The business technology spending market will grow at 6.9 percent 5-year compound annual compound annual growth rate (CAGR) from $236.6 billion in 2012 to $330.7 billion by 2017, while enterprise IT grows slowly at a 1.9 percent five-year CAGR from $213 billion to 233.5 billion over the same forecast period, according to a report from IT research firm IDC.
The report, “United States Technology Buyer Forecast by Vertical: 2012 to 2017,” examines technology spending by 12 buying segments and how this new technology purchasing behavior differs by 15 vertical industries.
Business-funded technology is expected to reach $275.2 billion in 2014, accounting for 55 percent of total technology spending.
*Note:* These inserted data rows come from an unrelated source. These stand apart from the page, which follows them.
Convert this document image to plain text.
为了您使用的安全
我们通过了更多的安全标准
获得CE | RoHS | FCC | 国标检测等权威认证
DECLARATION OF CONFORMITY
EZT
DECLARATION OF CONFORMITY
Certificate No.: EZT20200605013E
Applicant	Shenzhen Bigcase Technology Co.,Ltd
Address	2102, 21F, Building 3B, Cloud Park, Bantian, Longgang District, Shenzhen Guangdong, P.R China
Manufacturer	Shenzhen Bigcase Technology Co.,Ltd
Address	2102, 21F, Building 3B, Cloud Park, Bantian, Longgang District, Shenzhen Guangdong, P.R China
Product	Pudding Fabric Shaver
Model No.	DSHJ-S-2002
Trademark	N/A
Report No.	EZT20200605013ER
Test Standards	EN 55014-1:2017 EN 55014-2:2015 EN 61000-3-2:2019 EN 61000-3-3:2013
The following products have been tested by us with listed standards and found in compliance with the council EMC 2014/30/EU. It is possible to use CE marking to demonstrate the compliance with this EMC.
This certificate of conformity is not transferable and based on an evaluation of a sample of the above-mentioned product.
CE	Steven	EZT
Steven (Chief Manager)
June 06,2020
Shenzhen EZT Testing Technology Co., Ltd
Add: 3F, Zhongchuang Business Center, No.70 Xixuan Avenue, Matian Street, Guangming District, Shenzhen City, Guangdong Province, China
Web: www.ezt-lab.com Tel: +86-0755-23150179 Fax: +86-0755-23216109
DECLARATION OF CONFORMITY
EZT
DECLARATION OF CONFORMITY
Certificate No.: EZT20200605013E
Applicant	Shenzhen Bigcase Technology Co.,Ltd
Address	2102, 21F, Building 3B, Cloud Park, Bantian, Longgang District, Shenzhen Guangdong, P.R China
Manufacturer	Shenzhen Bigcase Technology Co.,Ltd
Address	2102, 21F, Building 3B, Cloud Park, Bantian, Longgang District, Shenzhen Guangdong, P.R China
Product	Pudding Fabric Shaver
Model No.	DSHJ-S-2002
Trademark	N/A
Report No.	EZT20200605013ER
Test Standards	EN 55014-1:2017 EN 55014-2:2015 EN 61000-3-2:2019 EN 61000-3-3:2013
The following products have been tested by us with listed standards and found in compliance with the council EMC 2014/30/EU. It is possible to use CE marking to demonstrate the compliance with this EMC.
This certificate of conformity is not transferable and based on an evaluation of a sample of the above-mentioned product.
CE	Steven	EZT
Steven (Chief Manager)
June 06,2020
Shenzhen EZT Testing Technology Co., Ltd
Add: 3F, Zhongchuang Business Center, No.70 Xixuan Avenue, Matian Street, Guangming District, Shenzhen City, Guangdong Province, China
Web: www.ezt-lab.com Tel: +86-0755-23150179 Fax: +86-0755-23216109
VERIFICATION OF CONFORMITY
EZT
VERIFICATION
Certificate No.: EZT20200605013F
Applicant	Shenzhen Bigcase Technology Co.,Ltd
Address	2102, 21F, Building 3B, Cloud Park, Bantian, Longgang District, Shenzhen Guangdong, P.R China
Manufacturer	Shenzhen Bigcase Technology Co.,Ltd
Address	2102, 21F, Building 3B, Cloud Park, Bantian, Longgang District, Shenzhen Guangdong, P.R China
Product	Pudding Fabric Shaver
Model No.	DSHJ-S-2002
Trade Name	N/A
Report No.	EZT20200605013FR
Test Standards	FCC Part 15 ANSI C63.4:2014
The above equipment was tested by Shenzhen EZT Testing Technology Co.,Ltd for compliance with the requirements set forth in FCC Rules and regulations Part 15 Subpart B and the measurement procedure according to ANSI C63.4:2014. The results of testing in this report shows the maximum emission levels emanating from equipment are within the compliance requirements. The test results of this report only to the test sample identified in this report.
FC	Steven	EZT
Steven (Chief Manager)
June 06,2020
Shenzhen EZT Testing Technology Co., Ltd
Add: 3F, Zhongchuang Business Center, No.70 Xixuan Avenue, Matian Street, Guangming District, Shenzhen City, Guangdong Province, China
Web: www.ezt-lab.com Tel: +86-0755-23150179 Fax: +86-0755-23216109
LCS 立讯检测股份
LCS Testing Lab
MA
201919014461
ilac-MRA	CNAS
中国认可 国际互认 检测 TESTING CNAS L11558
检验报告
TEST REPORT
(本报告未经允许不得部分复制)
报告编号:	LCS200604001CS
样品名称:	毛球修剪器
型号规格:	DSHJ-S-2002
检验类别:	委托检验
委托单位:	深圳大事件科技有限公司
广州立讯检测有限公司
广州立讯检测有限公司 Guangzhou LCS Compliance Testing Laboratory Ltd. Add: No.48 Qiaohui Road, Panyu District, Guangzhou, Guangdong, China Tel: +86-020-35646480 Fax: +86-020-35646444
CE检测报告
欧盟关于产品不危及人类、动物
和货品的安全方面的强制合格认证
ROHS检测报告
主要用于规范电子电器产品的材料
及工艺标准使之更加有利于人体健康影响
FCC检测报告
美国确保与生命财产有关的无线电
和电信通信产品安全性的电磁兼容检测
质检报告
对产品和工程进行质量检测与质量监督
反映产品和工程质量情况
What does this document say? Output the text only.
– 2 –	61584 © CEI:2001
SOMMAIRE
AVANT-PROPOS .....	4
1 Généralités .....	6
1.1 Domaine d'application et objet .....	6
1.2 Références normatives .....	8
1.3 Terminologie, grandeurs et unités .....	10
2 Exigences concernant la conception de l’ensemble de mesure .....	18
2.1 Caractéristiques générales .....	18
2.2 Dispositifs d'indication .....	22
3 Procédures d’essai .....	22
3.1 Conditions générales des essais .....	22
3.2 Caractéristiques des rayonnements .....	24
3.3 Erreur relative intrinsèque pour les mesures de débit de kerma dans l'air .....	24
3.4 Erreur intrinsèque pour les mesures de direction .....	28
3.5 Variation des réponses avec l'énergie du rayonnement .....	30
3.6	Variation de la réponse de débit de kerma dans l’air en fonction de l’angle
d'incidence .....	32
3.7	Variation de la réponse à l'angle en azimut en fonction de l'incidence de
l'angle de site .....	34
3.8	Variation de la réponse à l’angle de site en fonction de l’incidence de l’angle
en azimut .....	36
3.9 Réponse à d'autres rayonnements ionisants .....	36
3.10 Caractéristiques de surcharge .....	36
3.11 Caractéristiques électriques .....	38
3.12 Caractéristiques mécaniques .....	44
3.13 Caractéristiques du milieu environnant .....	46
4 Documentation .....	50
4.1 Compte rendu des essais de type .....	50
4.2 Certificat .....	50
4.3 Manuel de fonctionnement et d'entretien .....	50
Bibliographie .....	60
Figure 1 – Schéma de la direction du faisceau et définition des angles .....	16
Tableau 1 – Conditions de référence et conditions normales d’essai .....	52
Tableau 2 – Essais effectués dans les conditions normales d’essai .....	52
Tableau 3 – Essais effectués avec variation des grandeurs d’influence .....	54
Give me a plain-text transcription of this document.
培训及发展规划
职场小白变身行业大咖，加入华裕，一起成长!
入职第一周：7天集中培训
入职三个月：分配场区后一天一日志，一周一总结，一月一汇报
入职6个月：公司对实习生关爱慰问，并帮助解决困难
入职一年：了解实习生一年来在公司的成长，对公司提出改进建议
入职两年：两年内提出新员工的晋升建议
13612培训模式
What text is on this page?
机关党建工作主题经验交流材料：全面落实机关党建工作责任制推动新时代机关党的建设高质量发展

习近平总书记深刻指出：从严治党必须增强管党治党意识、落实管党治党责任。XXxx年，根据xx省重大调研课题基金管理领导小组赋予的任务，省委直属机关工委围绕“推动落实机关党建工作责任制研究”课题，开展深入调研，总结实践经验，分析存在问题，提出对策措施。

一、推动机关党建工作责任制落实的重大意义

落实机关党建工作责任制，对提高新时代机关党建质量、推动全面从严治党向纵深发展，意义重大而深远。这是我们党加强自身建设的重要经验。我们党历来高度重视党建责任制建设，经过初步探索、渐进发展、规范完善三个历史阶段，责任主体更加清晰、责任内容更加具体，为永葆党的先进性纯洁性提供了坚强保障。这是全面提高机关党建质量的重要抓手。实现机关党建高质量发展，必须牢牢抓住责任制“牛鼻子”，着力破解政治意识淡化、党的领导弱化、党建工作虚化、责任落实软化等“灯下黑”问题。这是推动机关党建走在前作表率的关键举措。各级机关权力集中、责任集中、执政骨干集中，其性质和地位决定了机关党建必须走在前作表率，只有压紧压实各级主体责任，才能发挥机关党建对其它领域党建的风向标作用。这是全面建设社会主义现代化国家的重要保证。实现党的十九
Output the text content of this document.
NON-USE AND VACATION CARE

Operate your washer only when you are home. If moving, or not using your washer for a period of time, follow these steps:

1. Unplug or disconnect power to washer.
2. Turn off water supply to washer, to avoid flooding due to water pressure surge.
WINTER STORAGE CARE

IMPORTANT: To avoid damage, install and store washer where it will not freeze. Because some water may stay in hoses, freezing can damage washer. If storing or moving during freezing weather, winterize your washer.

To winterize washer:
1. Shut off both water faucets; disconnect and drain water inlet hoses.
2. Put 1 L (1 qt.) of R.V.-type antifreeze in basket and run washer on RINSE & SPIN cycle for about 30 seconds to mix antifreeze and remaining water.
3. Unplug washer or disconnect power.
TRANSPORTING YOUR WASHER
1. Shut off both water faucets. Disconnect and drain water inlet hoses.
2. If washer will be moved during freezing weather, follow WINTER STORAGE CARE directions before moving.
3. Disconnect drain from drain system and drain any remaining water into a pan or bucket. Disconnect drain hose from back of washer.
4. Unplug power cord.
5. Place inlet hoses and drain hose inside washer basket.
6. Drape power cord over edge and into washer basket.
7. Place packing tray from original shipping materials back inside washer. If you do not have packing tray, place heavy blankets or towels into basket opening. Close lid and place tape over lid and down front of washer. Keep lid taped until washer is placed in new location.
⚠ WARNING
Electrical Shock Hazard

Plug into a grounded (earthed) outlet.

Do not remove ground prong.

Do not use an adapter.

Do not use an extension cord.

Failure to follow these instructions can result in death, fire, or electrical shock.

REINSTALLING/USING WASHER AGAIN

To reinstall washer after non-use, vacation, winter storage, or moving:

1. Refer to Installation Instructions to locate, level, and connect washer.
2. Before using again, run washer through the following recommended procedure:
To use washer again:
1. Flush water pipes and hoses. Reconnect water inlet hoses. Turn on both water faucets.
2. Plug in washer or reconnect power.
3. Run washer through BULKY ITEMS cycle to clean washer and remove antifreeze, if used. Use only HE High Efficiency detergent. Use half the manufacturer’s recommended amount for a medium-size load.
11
Industry-specific operation is the largest business line, capturing approximately 45 percent of total business funded technology in 2014.
Marketing is the fastest growing functional area, growing at a five-year CAGR of 9.5 percent, reaching nearly $26 billion by 2017.
The marketing function within the communications and media industry will spend the most on marketing in 2014, with the retail vertical growing the fastest over the forecast period—11.2 percent 5 year CAGR, according to the report.
“The connection between technology and business is accelerating at lightning pace as business users adopt what IDC refers to as the ‘four pillars’ — cloud, social, mobile and analytics,” Eileen Smith, program manager, for IDC’s global technology and industry research organization, said in a statement. “Investments in these key areas are driving business funded technology to reach $275.2 billion in the United States in 2014, accounting for 55 percent of total technology spending.”
Enterprise IT spending is growing only at a 1.8 percent five-year CAGR, far below the overall five-year technology CAGR of 4.6 percent. Only health care enterprise IT is growing faster than overall technology spending.
The new forecast quantifies how much money business areas including accounting, finance and billing, customer service, engineering, architecture and research, human resources, industry-specific operations, IT, legal, marketing, other horizontal operations, sales, security and risk and supply chain management are spending on technology, and how this new paradigm differs by industry.
The report also indicated buying power in technology purchases is shifting from chief intelligence officers (CIOs) to chief marketing officers (CMO), chief finance officers (CFOs), vice presidents of sales, and other line executives.
“This transformation has immense implications on the selling, marketing and delivering of technologies,” the report noted. “Developing a specific set of messages for each of the stakeholders in the buying process, including the CIO and CMO, CFO and other lines of business executives is fundamental to tapping into these new buying centers.”